Before I continue, let me remind you that Kavanaugh is the opposite of a norm-violating, civility-straining, Trumpist jurist. He is the very definition of a GOP-establishment lawyer. He would be a front-runner for a SCOTUS nomination in any Republican administration. He is not only solidly within the mainstream of originalist legal thought, he’s so respected across the aisle that Elena Kagan hired him to teach at Harvard Law School.

In other words, throughout his career, Kavanaugh has helped maintain norms rather than violating them. He’s the living embodiment of the kind of person—and the kind of politics—that Democrats now claim they miss in the age of Trump.

Right from the start of the hearing, Democrat senators demanded that the hearing be adjourned. Why? Well, they needed to see more documents. You know, documents that they weren’t really going to read with an open mind anyway.
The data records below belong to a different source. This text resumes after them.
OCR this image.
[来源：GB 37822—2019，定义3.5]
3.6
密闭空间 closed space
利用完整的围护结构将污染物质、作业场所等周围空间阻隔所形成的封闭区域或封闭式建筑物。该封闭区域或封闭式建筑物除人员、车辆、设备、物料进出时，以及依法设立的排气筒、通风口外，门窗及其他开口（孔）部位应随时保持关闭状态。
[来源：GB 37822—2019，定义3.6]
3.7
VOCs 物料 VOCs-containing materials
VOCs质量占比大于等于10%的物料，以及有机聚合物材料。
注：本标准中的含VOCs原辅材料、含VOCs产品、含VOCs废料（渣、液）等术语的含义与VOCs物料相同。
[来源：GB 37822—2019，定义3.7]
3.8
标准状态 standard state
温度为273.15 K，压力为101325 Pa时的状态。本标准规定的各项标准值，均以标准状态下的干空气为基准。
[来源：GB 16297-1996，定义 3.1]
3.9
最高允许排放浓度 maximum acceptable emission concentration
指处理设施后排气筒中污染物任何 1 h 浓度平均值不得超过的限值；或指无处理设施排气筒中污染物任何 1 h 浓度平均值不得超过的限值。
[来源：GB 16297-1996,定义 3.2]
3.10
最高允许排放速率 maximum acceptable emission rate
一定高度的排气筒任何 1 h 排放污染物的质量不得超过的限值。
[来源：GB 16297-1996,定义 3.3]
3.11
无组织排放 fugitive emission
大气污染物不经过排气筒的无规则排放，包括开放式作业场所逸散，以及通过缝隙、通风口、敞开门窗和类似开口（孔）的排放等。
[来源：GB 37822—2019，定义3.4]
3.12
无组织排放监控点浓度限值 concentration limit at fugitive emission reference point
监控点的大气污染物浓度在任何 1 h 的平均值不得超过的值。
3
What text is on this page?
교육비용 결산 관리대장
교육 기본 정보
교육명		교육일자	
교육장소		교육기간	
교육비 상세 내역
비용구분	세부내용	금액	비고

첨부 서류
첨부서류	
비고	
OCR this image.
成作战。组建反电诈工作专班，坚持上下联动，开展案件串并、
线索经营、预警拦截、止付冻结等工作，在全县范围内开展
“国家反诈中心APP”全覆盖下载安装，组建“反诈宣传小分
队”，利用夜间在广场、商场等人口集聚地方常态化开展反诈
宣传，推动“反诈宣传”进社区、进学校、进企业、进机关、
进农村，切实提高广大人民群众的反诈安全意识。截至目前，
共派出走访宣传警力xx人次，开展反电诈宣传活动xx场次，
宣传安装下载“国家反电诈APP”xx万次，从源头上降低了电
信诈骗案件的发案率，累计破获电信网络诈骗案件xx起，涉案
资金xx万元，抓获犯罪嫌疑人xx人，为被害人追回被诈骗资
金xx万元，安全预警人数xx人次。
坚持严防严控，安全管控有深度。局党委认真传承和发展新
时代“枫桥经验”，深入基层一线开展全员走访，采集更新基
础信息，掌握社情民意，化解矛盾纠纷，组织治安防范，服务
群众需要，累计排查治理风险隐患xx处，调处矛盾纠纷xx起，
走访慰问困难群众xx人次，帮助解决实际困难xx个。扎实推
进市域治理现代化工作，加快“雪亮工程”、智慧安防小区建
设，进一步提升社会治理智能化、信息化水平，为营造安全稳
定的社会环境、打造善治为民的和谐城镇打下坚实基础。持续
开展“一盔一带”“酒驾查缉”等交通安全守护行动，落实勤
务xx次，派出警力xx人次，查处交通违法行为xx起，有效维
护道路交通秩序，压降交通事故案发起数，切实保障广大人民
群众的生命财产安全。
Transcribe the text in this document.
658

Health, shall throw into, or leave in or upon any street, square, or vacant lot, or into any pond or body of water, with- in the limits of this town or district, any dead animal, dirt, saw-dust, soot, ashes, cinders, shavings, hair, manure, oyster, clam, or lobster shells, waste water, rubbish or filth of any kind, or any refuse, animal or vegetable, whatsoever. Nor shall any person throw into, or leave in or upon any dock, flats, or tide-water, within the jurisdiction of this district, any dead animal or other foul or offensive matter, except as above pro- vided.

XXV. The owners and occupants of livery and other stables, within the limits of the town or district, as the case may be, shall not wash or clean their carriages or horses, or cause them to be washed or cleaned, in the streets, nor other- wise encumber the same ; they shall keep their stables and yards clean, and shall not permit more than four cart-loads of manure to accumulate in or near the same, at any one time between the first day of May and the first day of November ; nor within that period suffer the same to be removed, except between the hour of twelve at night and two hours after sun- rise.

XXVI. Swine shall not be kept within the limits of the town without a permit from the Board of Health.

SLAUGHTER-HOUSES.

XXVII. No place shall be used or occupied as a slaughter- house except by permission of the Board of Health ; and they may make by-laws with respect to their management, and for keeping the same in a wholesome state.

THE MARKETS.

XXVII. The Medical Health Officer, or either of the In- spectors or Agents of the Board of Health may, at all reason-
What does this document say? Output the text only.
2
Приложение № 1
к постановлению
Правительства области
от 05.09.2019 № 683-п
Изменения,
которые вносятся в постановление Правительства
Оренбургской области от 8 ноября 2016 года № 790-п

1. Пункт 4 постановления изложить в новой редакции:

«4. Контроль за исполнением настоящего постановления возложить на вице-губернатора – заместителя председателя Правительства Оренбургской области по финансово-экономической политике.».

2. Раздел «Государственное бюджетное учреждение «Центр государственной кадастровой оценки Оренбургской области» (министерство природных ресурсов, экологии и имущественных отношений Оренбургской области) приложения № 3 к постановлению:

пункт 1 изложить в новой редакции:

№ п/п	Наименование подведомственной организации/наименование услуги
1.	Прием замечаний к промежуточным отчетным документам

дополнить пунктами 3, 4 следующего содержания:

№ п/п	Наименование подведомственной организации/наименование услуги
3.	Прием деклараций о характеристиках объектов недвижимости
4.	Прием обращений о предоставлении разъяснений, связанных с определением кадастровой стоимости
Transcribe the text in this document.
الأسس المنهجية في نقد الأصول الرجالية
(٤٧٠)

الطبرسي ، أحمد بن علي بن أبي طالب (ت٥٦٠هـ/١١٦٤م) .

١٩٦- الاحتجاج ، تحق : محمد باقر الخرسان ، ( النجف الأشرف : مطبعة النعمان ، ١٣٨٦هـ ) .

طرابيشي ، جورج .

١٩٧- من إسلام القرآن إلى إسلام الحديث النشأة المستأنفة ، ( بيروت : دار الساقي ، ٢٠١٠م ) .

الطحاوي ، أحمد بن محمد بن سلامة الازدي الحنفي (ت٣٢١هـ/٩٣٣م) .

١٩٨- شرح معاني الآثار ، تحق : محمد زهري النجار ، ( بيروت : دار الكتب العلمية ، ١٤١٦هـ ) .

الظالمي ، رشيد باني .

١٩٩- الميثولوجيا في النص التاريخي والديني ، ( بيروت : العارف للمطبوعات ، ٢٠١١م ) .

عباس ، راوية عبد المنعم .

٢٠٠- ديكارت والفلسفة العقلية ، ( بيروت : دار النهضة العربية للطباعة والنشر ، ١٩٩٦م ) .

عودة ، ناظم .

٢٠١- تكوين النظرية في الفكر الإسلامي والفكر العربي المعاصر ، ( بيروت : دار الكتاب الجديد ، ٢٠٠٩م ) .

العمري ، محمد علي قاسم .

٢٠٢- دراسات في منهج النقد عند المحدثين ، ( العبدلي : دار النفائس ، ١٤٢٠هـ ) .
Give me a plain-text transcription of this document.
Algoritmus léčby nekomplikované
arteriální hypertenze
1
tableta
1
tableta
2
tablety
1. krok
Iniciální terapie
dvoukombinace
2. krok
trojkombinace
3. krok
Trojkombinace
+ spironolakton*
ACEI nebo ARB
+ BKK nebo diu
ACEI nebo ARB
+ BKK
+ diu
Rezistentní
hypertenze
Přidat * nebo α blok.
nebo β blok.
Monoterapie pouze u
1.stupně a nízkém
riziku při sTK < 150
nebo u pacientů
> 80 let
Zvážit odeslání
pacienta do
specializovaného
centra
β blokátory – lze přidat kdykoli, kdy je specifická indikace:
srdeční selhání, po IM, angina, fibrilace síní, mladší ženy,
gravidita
French points out the absurdity and hypocrisy of the claim:

The pretext was one of those eye-glazing Washington debates over document production, in which senators who’d already vowed weeks ago to vote against Kavanaugh claimed they couldn’t possibly evaluate him properly based on the hundreds of thousands of pages they already had (including more than a decade of judicial opinions). They instead absolutely needed every scrap of paper he ever touched, so . . . what? They could cast a more emphatic no vote?

I think one cartoonist captured the Democrat approach rather convincingly:

And then the craziness of the Lunatic Left surfaced with the outraged cry that a woman lawyer, Zina Bash, sitting behind Kavanaugh was flashing a “white power sign,” which, if you look closely was simply her hand resting on her arm and her finger touching her thumb. Oh, the horror!

French clears up this phony charge:

For those wondering, Zina Bash is one of the more respected and talented young conservative lawyers in Washington. As her husband—John Bash, the U.S. attorney for the Western District of Texas—explained on Twitter, she’s Mexican on her mother’s side and Jewish on her father’s side. Her paternal grandparents are Holocaust survivors, and she was born in Mexico. So, no, it’s not remotely credible to believe she was flashing a white-power symbol.

Those facts didn’t deter the online left, though. The claims kept spreading until they turned into an instant left-wing version of the legendary Pizzagate conspiracy—unsupported by any meaningful facts yet fervently believed by thousands.

As if that wasn’t sufficient, there was the father of a student killed at Parkland who showed up determined to do his part to derail Kavanaugh. How do we know? He tweeted about it beforehand.

Then there was Snubgate, the claim that Kavanaugh deliberately refused to shake the hand of a father of a slain Parkland teen. The man, Fred Guttenberg, approached Kavanaugh in the scrum during a break in the hearing, he stuck out his hand, security approached, and Kavanaugh turned away. . . .

Almost instantly, this momentary encounter was transformed into an intentional, crass snub of a grieving father by an evil, uncaring judge. Guttenberg went on CNN and made an unsubstantiated claim that Kavanaugh not only intentionally snubbed him, but personally asked that he be removed.

A complete stranger walked up to the judge in a hearing disrupted by multiple protesters, security moved in immediately, and Kavanaugh was supposed to do . . . what, exactly? Push aside security to engage with the man, despite not knowing who he is?

The angry activists in the room, who apparently have their own PR firm currently fishing for media interviews for those who created shrill outbursts, were particularly abhorrent. French notes the double standard:

Let’s be clear, had angry Tea Party protesters caused the same scale of disruption at a Democratic hearing, news outlets would be shaking their heads at the dangerous lack of respect for a dignified nominee. Instead, all too many folks think this is what democracy looks like: serial attempts to exercise an incoherent, screaming heckler’s veto.

I’m not going to conclude that we are living in the most dangerous time in our republic’s history. As a historian, I note the polarized 1850s that led to the Civil War. However, I am seeing the same kind of vitriol, unwillingness to speak to the other side civilly, and outright hostility that marked the 1850s.

We should be concerned. Very concerned.